As time passes, however, it is possible to look at Mr. Reagan and consider whether he was the great savior of the Western World from the evil empire, the Soviet Union, or the "amiable dunce" as early critics labeled him. Or, perhaps he was something else, something in between the worshipers and the icon bashers. Two new books by Will Bunch (Tear Down This Myth: How the Reagan Legacy Has Distorted Our Politics and Haunts Our future, Free Press, 276 pages, $25.00) and William Kleinknecht (The Man Who Sold The World: Ronald Reagan and the Betrayal of Main Street America, Nation books, 316 pages, $31.00) will provide new insights.
Like the chameleon who changes the color of his skin to suit his mood or match his surroundings, Reagan flipped from being a Roosevelt liberal and union president to being a co-operator with the House Committee on Un-American Activities in outing Hollywood reds and a spokesman for General Electric where he honed his "Morning in America" image.
The one constant in Reagan's career from hawking light bulbs to occupying the Oval Office is that the rich got richer and the poor got poorer.
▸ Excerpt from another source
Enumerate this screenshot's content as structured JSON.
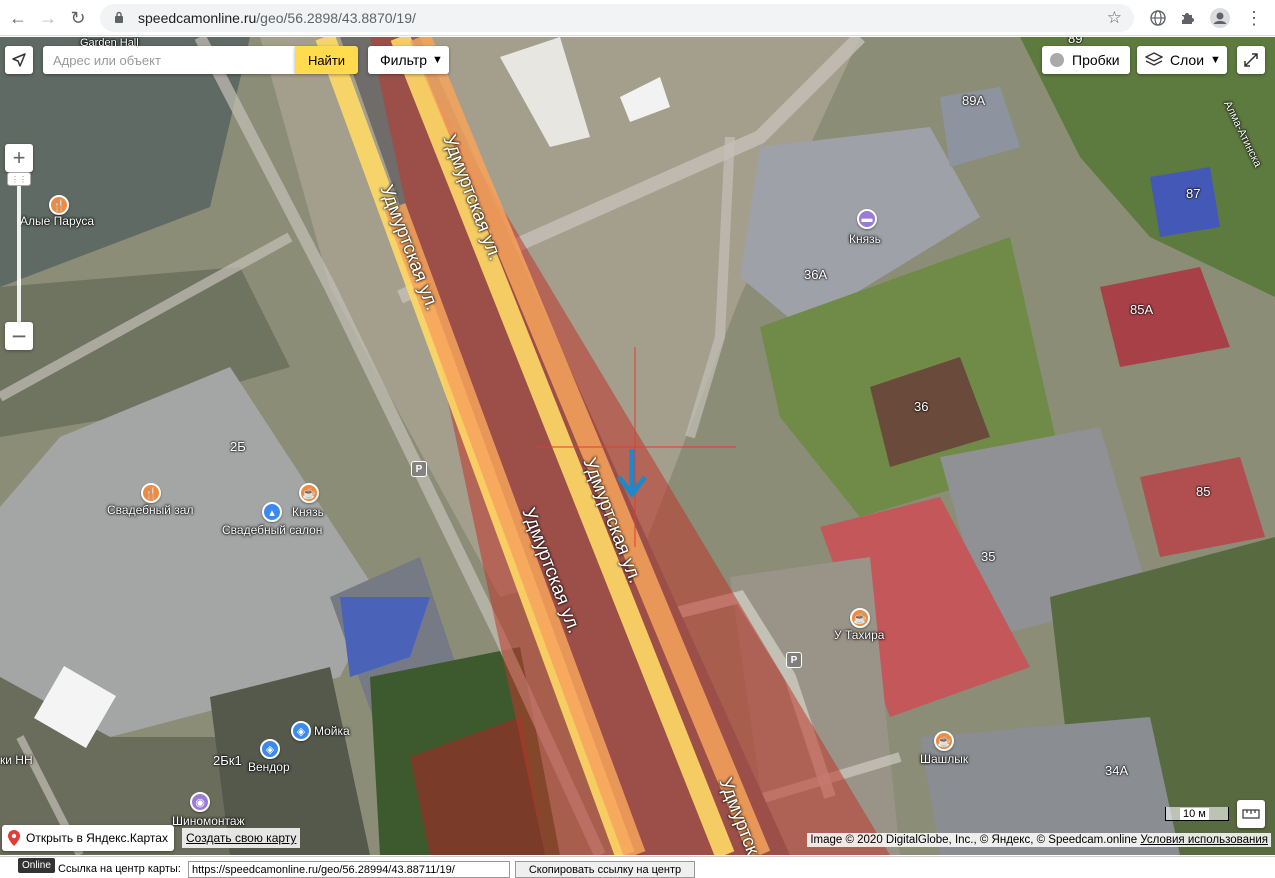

The middle class got stuck with the resulting bill. Much is made these days about a small percentage of rich people paying all the income taxes. Well, hell, they got all the money they ought to pay the taxes.
These two new books aside, one political observer, Garret Keizer, a contributing editor of Harper's Magazine, suggests that a longer view of Mr. Reagan may be necessary. Perhaps twenty-years is not enough time to properly assess the man and the myth. In the April Notebook essay in Harper's, Mr. Keizer writes:
"Take for example, that 'arch conservative' Ronald Reagan, who from the perspective of a hundred years will be seen as the last of the California hippies, a man who told us that if we just let the markets run wild and the Magic Bus of juggernaut capitalism go barrel-assing down the road with its freak flag flying all would be groovy and out of sight. What was his 'Morning in America,' but a cover of 'Aquarius'; what was his presidency but the last act of 'Hair?' - preferable, I admit, to the helter-skelter criminality of Cheney and Bush. But to call either administration 'conservative' in its blithe overconfidence is to hold up a picture of your brain on drugs."